Выпили. Даниил соображал, что предпринять. На ум пришло одно: идти в Разрядный приказ и обо всём доложить главе приказа. Человек он беспокойный, радетель за Русь, всколыхнёт, даст ход делу.

   — Задал я тебе мороки, воевода, — заметил Степан, вытирая усы.

   — Это хорошо. Если бы не ты, так кто же? Вот что, друг: с товаром ты позже разберёшься. Прячь его в суму, да и пойдём правду донесём кому следует.

   — Готов, воевода-батюшка. — Степан скинул полупустую суму со спины, уложил в неё дюжину уздечек, завязал. — Вот и все мои сборы.

Даниил позвал целовальника, расплатился с ним и повёл Степана в Разрядный приказ. В пути сказал:

   — Сейчас мы придём к большому думному боярину и ты поведаешь ему то, что я услышал от тебя.

   — Так и будет, батюшка-воевода.

До Кремля от торга чуть больше ста сажен пути. В воротах — стражи с бердышами. Они склонили головы перед Адашевым. Степан мотает на ус: «Голова воевода, с таким не пропадёшь». В Разрядном приказе подьячий с поклоном распахнул двери перед Даниилом, а он Степана впереди себя пустил. И вот они оказались перед главой Разрядного приказа Дмитрием Романовым-Юрьевым. Они поклонились боярину, он усадил их на лавку.

   — Слушаю тебя, сын Адашев. Знаю, напрасно не придёшь.
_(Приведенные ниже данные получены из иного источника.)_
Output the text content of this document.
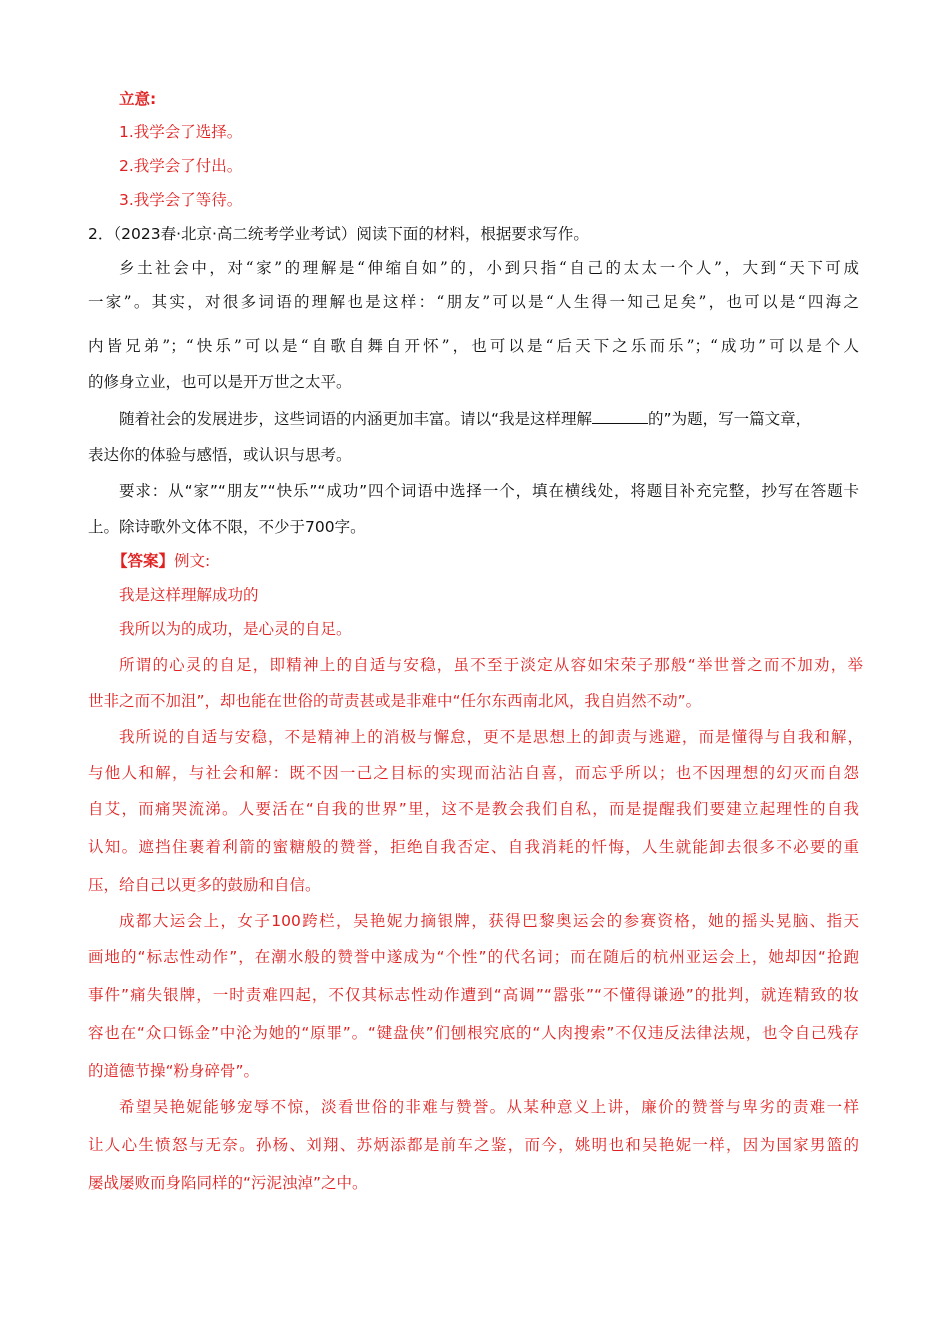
立意:
1.我学会了选择。
2.我学会了付出。
3.我学会了等待。
2．（2023春·北京·高二统考学业考试）阅读下面的材料，根据要求写作。
乡土社会中，对“家”的理解是“伸缩自如”的，小到只指“自己的太太一个人”，大到“天下可成
一家”。其实，对很多词语的理解也是这样：“朋友”可以是“人生得一知己足矣”，也可以是“四海之
内皆兄弟”；“快乐”可以是“自歌自舞自开怀”，也可以是“后天下之乐而乐”；“成功”可以是个人
的修身立业，也可以是开万世之太平。
随着社会的发展进步，这些词语的内涵更加丰富。请以“我是这样理解	的”为题，写一篇文章，
表达你的体验与感悟，或认识与思考。
要求：从“家”“朋友”“快乐”“成功”四个词语中选择一个，填在横线处，将题目补充完整，抄写在答题卡
上。除诗歌外文体不限，不少于700字。
【答案】例文:
我是这样理解成功的
我所以为的成功，是心灵的自足。
所谓的心灵的自足，即精神上的自适与安稳，虽不至于淡定从容如宋荣子那般“举世誉之而不加劝，举
世非之而不加沮”，却也能在世俗的苛责甚或是非难中“任尔东西南北风，我自岿然不动”。
我所说的自适与安稳，不是精神上的消极与懈怠，更不是思想上的卸责与逃避，而是懂得与自我和解，
与他人和解，与社会和解：既不因一己之目标的实现而沾沾自喜，而忘乎所以；也不因理想的幻灭而自怨
自艾，而痛哭流涕。人要活在“自我的世界”里，这不是教会我们自私，而是提醒我们要建立起理性的自我
认知。遮挡住裹着利箭的蜜糖般的赞誉，拒绝自我否定、自我消耗的忏悔，人生就能卸去很多不必要的重
压，给自己以更多的鼓励和自信。
成都大运会上，女子100跨栏，吴艳妮力摘银牌，获得巴黎奥运会的参赛资格，她的摇头晃脑、指天
画地的“标志性动作”，在潮水般的赞誉中遂成为“个性”的代名词；而在随后的杭州亚运会上，她却因“抢跑
事件”痛失银牌，一时责难四起，不仅其标志性动作遭到“高调”“嚣张”“不懂得谦逊”的批判，就连精致的妆
容也在“众口铄金”中沦为她的“原罪”。“键盘侠”们刨根究底的“人肉搜索”不仅违反法律法规，也令自己残存
的道德节操“粉身碎骨”。
希望吴艳妮能够宠辱不惊，淡看世俗的非难与赞誉。从某种意义上讲，廉价的赞誉与卑劣的责难一样
让人心生愤怒与无奈。孙杨、刘翔、苏炳添都是前车之鉴，而今，姚明也和吴艳妮一样，因为国家男篮的
屡战屡败而身陷同样的“污泥浊淖”之中。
   — Батюшка-боярин, вот его послушай, Степана Лыкова. Он из Васильсурска, ратник, Казань воевал. Он очевидец безмерных вольностей луговых черемисов и горных людей.

   — Говори, Степан Лыков, — побудил его боярин.
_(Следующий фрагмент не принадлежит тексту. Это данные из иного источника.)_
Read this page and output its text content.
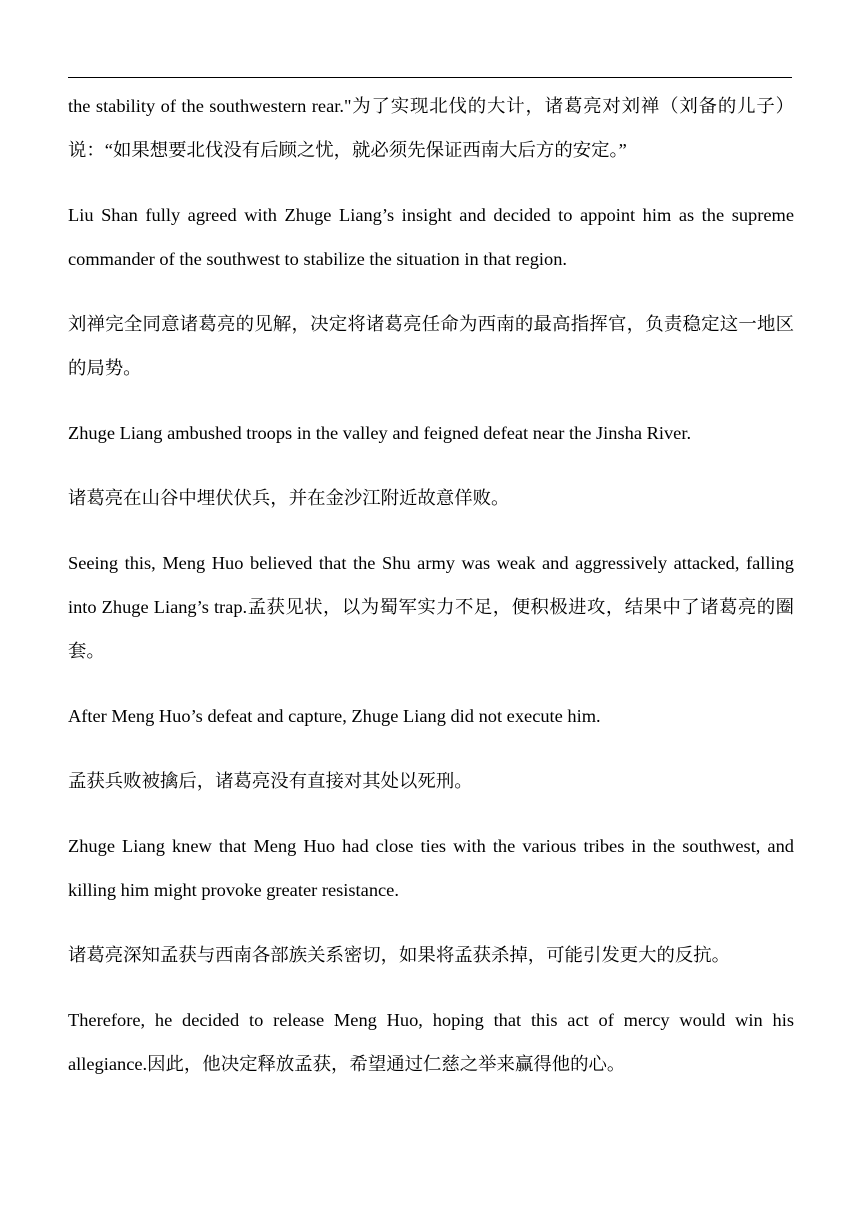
the stability of the southwestern rear."为了实现北伐的大计，诸葛亮对刘禅（刘备的儿子）说：“如果想要北伐没有后顾之忧，就必须先保证西南大后方的安定。”

Liu Shan fully agreed with Zhuge Liang’s insight and decided to appoint him as the supreme commander of the southwest to stabilize the situation in that region.

刘禅完全同意诸葛亮的见解，决定将诸葛亮任命为西南的最高指挥官，负责稳定这一地区的局势。

Zhuge Liang ambushed troops in the valley and feigned defeat near the Jinsha River.

诸葛亮在山谷中埋伏伏兵，并在金沙江附近故意佯败。

Seeing this, Meng Huo believed that the Shu army was weak and aggressively attacked, falling into Zhuge Liang’s trap.孟获见状，以为蜀军实力不足，便积极进攻，结果中了诸葛亮的圈套。

After Meng Huo’s defeat and capture, Zhuge Liang did not execute him.

孟获兵败被擒后，诸葛亮没有直接对其处以死刑。

Zhuge Liang knew that Meng Huo had close ties with the various tribes in the southwest, and killing him might provoke greater resistance.

诸葛亮深知孟获与西南各部族关系密切，如果将孟获杀掉，可能引发更大的反抗。

Therefore, he decided to release Meng Huo, hoping that this act of mercy would win his allegiance.因此，他决定释放孟获，希望通过仁慈之举来赢得他的心。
   — Охотник я, и стало мне ведомо, что за Васильсурском убито много государевых людей, — начал рассказ Степан.

Боярин Дмитрий слушал и мрачнел. В Москве, в царском дворце, всё ещё наслаждались сладким вкусом победы. Но вот жизнь вносила в напиток славы и горечь, предупреждение о новых потрясениях, и боярин Дмитрий понимал, что ежели эти потрясения грянут, то они будут продолжаться не один десяток лет. Волнения в том безбрежном Поволжском крае могут охватить все народы, и тогда Русское государство не в состоянии будет управлять этим краем. Взвесив приближающуюся угрозу, боярин, однако, молчал, потому как у него не было ответа, который удовлетворил бы Степана из Васильсурска. И всё-таки Романов-Юрьев нарушил затянувшееся молчание.

   — Задали вы мне головоломку, — сказал он, больше обращаясь к Адашеву. — К царю нужно идти, а он, видишь ли, в болестях мается.
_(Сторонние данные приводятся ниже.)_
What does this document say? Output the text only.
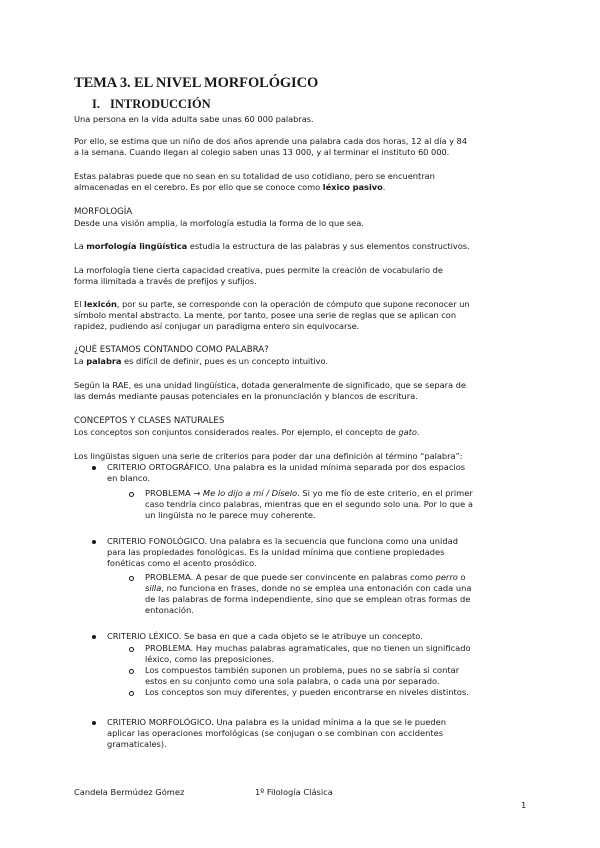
TEMA 3. EL NIVEL MORFOLÓGICO
I. INTRODUCCIÓN
Una persona en la vida adulta sabe unas 60 000 palabras.
Por ello, se estima que un niño de dos años aprende una palabra cada dos horas, 12 al día y 84
a la semana. Cuando llegan al colegio saben unas 13 000, y al terminar el instituto 60 000.
Estas palabras puede que no sean en su totalidad de uso cotidiano, pero se encuentran
almacenadas en el cerebro. Es por ello que se conoce como léxico pasivo.
MORFOLOGÍA
Desde una visión amplia, la morfología estudia la forma de lo que sea.
La morfología lingüística estudia la estructura de las palabras y sus elementos constructivos.
La morfología tiene cierta capacidad creativa, pues permite la creación de vocabulario de
forma ilimitada a través de prefijos y sufijos.
El lexicón, por su parte, se corresponde con la operación de cómputo que supone reconocer un
símbolo mental abstracto. La mente, por tanto, posee una serie de reglas que se aplican con
rapidez, pudiendo así conjugar un paradigma entero sin equivocarse.
¿QUÉ ESTAMOS CONTANDO COMO PALABRA?
La palabra es difícil de definir, pues es un concepto intuitivo.
Según la RAE, es una unidad lingüística, dotada generalmente de significado, que se separa de
las demás mediante pausas potenciales en la pronunciación y blancos de escritura.
CONCEPTOS Y CLASES NATURALES
Los conceptos son conjuntos considerados reales. Por ejemplo, el concepto de gato.
Los lingüistas siguen una serie de criterios para poder dar una definición al término “palabra”:
CRITERIO ORTOGRÁFICO. Una palabra es la unidad mínima separada por dos espacios
en blanco.
PROBLEMA → Me lo dijo a mí / Díselo. Si yo me fío de este criterio, en el primer
caso tendría cinco palabras, mientras que en el segundo solo una. Por lo que a
un lingüista no le parece muy coherente.
CRITERIO FONOLÓGICO. Una palabra es la secuencia que funciona como una unidad
para las propiedades fonológicas. Es la unidad mínima que contiene propiedades
fonéticas como el acento prosódico.
PROBLEMA. A pesar de que puede ser convincente en palabras como perro o
silla, no funciona en frases, donde no se emplea una entonación con cada una
de las palabras de forma independiente, sino que se emplean otras formas de
entonación.
CRITERIO LÉXICO. Se basa en que a cada objeto se le atribuye un concepto.
PROBLEMA. Hay muchas palabras agramaticales, que no tienen un significado
léxico, como las preposiciones.
Los compuestos también suponen un problema, pues no se sabría si contar
estos en su conjunto como una sola palabra, o cada una por separado.
Los conceptos son muy diferentes, y pueden encontrarse en niveles distintos.
CRITERIO MORFOLÓGICO. Una palabra es la unidad mínima a la que se le pueden
aplicar las operaciones morfológicas (se conjugan o se combinan con accidentes
gramaticales).
Candela Bermúdez Gómez	1º Filología Clásica
1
   — Без царёва слова тут не обойдёшься, — отозвался Даниил.

   — Потому скажу так: вы идите домой. Степана ты к себе возьми, и сидите в палатах не отлучаясь. Понадобитесь сегодня-завтра — чтобы были дома.

   — Так и будет, батюшка-воевода. Посидим дома, вспомним, как Казань воевали.

   — Это годится. К слову, тебя, Даниил Адашев, ждёт милость царская за то, как воевал Казань. Ну да это позже, а пока знай: в чинах пойдёшь в гору.

   — Спасибо, батюшка-воевода, за доброе слово. Воевал же не за страх, а за совесть.

   — То ведомо нам. Теперь же идите. А я во дворец пойду, нелёгкую ношу понесу. Сами знаете, каково вестнику чёрных вестей.

Даниил хотел сразу идти на Сивцев Вражек, но время было лишь полуденное, и он решил навестить Ивана Пономаря, который тоже отдыхал от Казанского похода. И Адашев тут же решил испытать Степана.

   — Вот ты, волжанин, говоришь, что там и сям видел меня, а узнал бы ты тех троих, которые всегда были со мной рядом?

   — Ой, воевода, старого воробья на мякине не проведёшь. Не было при тебе никого троих. И я не забыл, когда крепь близ Даировой башни поползла, то её держал один твой подручный и называл ты его Ваней, покрикивая: «Ваня, потерпи, потерпи, родимый, сейчас мы ещё стоечку подладим!» Было же такое?

   — Было, Степан, прости. Да ведь чудно то, что я твоего лица никогда не видел толком.

   — Сказал же я тебе, воевода, что я охотник, и дичь моего лика не видит и меня не чует.

   — Сие в похвалу тебе.

   — А образом твой Иван на черемиса смахивает.

   — Верно. Вот мы и пришли к дому того «черемиса».

   — Ой, воевода, так уж ты иди один, а мне как-то...

   — Без оговорок, волжанин. Он будет рад тебе больше, чем я.

По случаю выпавшего снега Никитская была чиста и опрятна. А в доме Головлевых гостей ждали уют и покой. Двухлетний Данилка босиком бегал по домотканым половикам. Иван сидел в прихожей, вырезал из липы ножом игрушку для сына. Увидев вошедших, тут же всё отложил, поднялся навстречу.

   — Не ждал, поди, нежданных гостей, — заметил Даниил.